Market prices of securities these days are short term prices, especially with
the amount of automated trading and day trading going on. The people with the
funds to engage in arbitrage strategies are hoping to make a buck somewhere in
the next second to next month.

A long term (as in, decades-long outlook) buy-and-hold investor can still get
deals when a stock hits a local low. But the risk is different: in 20 years,
will Facebook be more like Microsoft is now? Or more like Enron?

If you're confident it'll continue to grow steadily once the media cycle is
over, buying while it's facing a short term scandal could be smart. Or the
scandal could turn out to be more than a hiccup, and they could be out of
business in a few years. Or they could just slowly fade to nothing over time.

I strongly agree that a diversified portfolio is a better long term strategy
than picking stocks.
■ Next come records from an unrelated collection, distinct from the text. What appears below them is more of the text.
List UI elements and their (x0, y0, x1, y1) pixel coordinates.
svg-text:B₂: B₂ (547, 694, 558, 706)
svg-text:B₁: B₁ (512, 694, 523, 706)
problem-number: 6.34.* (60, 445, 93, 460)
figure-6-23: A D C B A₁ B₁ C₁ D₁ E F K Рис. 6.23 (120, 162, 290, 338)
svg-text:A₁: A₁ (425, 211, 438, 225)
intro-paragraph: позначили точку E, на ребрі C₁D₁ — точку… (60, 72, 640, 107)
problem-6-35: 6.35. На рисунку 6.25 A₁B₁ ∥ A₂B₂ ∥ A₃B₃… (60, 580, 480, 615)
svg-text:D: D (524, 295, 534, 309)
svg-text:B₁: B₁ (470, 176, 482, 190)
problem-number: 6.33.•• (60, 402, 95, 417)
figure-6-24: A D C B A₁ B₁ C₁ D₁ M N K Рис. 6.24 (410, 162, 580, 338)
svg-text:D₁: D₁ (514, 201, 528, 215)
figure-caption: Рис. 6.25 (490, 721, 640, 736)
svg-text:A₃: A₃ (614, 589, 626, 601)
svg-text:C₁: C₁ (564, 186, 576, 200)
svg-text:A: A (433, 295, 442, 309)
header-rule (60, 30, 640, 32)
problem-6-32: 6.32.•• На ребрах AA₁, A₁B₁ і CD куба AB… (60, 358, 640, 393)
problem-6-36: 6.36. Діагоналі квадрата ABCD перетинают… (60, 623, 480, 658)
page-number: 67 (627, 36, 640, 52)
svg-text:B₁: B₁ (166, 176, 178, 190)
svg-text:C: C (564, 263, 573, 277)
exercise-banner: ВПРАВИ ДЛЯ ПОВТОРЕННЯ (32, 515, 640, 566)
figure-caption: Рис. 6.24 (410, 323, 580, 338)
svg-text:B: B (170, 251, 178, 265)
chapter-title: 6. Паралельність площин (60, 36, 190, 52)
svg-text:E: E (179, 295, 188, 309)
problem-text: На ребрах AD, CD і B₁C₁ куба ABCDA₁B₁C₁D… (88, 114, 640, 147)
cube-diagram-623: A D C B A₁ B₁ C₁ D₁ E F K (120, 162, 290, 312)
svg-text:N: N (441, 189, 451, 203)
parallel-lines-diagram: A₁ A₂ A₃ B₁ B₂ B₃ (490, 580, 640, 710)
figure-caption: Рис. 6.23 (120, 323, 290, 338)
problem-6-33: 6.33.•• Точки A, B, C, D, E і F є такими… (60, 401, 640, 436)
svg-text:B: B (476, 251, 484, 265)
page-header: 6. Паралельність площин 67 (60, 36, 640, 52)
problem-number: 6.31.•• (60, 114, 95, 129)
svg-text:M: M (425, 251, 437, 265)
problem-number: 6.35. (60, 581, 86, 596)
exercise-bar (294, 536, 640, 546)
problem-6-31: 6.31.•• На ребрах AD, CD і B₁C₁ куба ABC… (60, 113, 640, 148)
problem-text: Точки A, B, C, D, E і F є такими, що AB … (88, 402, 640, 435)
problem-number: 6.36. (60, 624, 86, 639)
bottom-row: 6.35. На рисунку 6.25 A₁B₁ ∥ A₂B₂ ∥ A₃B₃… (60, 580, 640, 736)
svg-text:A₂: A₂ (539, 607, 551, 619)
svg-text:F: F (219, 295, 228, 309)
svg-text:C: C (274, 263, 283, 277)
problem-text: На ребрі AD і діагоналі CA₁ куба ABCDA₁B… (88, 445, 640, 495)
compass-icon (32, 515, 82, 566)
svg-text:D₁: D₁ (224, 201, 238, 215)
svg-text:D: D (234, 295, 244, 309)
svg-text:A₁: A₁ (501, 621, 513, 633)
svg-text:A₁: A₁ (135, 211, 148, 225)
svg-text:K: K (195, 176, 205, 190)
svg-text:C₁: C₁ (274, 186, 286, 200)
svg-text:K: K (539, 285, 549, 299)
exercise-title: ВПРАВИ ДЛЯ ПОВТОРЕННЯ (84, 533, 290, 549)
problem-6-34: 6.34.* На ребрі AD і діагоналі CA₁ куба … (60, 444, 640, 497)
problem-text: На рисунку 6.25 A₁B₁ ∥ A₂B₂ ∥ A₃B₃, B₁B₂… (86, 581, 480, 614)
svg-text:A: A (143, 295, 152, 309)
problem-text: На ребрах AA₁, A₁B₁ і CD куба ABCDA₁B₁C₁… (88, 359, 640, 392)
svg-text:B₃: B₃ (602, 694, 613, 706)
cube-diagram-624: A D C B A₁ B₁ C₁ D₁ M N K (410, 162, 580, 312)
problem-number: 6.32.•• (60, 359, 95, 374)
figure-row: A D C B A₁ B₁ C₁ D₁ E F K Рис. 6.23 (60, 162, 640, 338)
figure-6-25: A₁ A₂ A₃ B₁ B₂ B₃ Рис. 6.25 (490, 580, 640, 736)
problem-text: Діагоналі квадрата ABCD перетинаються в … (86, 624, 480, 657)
However, if you're already doing that and have a bit of
money left over that you're not afraid to lose, there's no harm in placing a
few more-specific bets. You just have to remember to treat them like bets and
have enough self control not to gamble with the rent money.

------
greenyoda
FB is still very much in the news, and could drop more before it goes up. More
bad news will emerge as legislative bodies around the world start issuing
subpoenas for FB to testify about privacy violations, political meddling, etc.
I don't think there's an end in sight yet, since politicians can still get
publicity from beating up FB in the name of protecting privacy and democracy.
Journalists can also score points by digging up new dirt about FB (especially
if it's linked to politicians), and they'll continue to do so for a while.

Also, all the major stock indexes plummeted this week, and if they continue to
go down, FB will go down along with them.